Acoplamos las linternas a la escopeta y el fusil y entramos. Cuando fijaba la luz al arma, me quedé mirando la cruz grabada en el cañón del arma y no pude evitar sonreír. Era irónico que todas nuestras armas llevaran el símbolo de Cristo grabado, aunque probablemente no era del todo inapropiado. La novata chasqueó la lengua, irritada por mi parsimonia. Sonreí de nuevo y entré en la cueva, mientras le hacía un gesto con  la mano para que me siguiera de cerca. Me moví despacio, midiendo cada paso, cada respiración y cada latido del corazón. Moví el arma de forma que la linterna recorriera meticulosamente cada centímetro de pared antes de seguir avanzando, mientras la chica hacía lo posible por mantener la calma. Estaba tan excitada que por un momento pensé que iba a apartarme de un empujón y tomar la iniciativa. Ojalá lo hubiera hecho.

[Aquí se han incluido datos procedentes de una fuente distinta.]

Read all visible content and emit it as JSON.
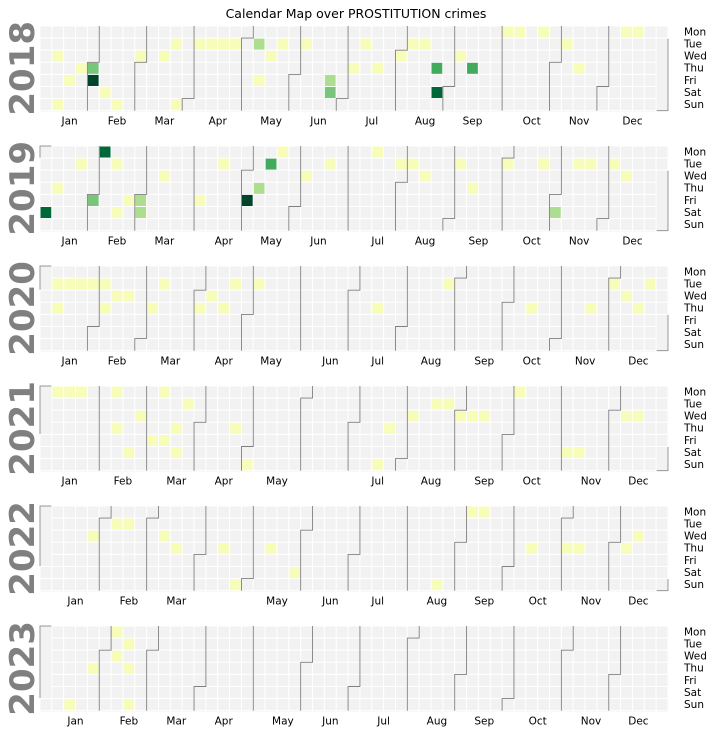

Oí un ruido a mi espalda y vi por el rabillo del ojo como una sombra descendía a gran velocidad desde una grieta del techo. Me giré justo a tiempo para ver como la criatura se abalanzaba sobre ella. Tenía la apariencia de un hombre alto y delgado, pero carente de toda vida. Solo había algunos girones de pelo blanco en su cabeza, sus orejas acababan en punta y tenía dos grandes colmillos que atravesaron la carne de mi ayudante como un cuchillo caliente la mantequilla. Ella gritó y forcejeó, pero él la sujetó por los brazos con una fuerza sobrehumana mientras le arrancaba lenta y dolorosamente hasta la última gota de vida de su interior. Y mientras, con el rostro inexpresivo, se me quedó mirando a los ojos. Los ojos del vampiro eran un pozo de negrura que me contemplaba,  mostrándome el infinito vacío que albergaba su alma. No podía apartar la mirada, preso del horror. Entonces una voz celestial acudió en mi salvación, rebelándome qué debía hacer: "¡Fríelo, joder" dijo mi ayudante con su último aliento.

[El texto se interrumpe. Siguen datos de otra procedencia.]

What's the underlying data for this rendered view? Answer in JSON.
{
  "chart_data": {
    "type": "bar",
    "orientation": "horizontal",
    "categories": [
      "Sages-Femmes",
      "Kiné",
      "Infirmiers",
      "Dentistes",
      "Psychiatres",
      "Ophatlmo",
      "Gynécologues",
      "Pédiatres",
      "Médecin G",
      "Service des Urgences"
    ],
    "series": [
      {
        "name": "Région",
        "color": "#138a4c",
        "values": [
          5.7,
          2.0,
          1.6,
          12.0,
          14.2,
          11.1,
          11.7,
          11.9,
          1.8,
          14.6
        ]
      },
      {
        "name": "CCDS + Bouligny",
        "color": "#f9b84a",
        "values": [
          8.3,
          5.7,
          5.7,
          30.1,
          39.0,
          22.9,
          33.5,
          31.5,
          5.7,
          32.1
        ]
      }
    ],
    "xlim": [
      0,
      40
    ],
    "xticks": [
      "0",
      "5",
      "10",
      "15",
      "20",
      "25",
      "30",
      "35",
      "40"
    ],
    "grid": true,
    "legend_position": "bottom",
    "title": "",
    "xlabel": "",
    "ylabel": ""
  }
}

Apunté el lanzallamas contra el monstruo y descargué el infierno sobre él. Aulló, saltó y se retorció, pero nada podía hacer para escapar de las llamas purificadoras. Mientras, me arrodillé ante el cuerpo en llamas de la chica, que mostraba en su rostro la paz que solo conocen los que ya han abandonado este mundo. ¿Cómo había podido ocurrir? La bestia debía estar dormida. Siempre ocurría de ese modo ¿Qué...? Entonces, vi como al lado de su cuerpo, ardía un pequeño objeto de piel, que debía de habérsele caído al vampiro. Era la cartera que le mostrara la joven. Estaba vacía. Le había dicho que el dinero no significaba nada para los vampiros y ella lo había cogido. Una vida perdida por no medir las palabras. Pero ya nada podía hacer, nuestra cruzada no dejaba de ser una guerra y en toda guerra hay muertes en ambos bandos.

Miré alrededor y vi el cuerpo ya inmóvil del vampiro ardiendo fuera de la cueva, pero también que los cadáveres y los trofeos acumulados habían empezado a arder. Salvé lo que pude del equipo y, con los ojos llorosos, salí de entre las llamas y el humo para seguir enfrentándome a nuestro enemigo.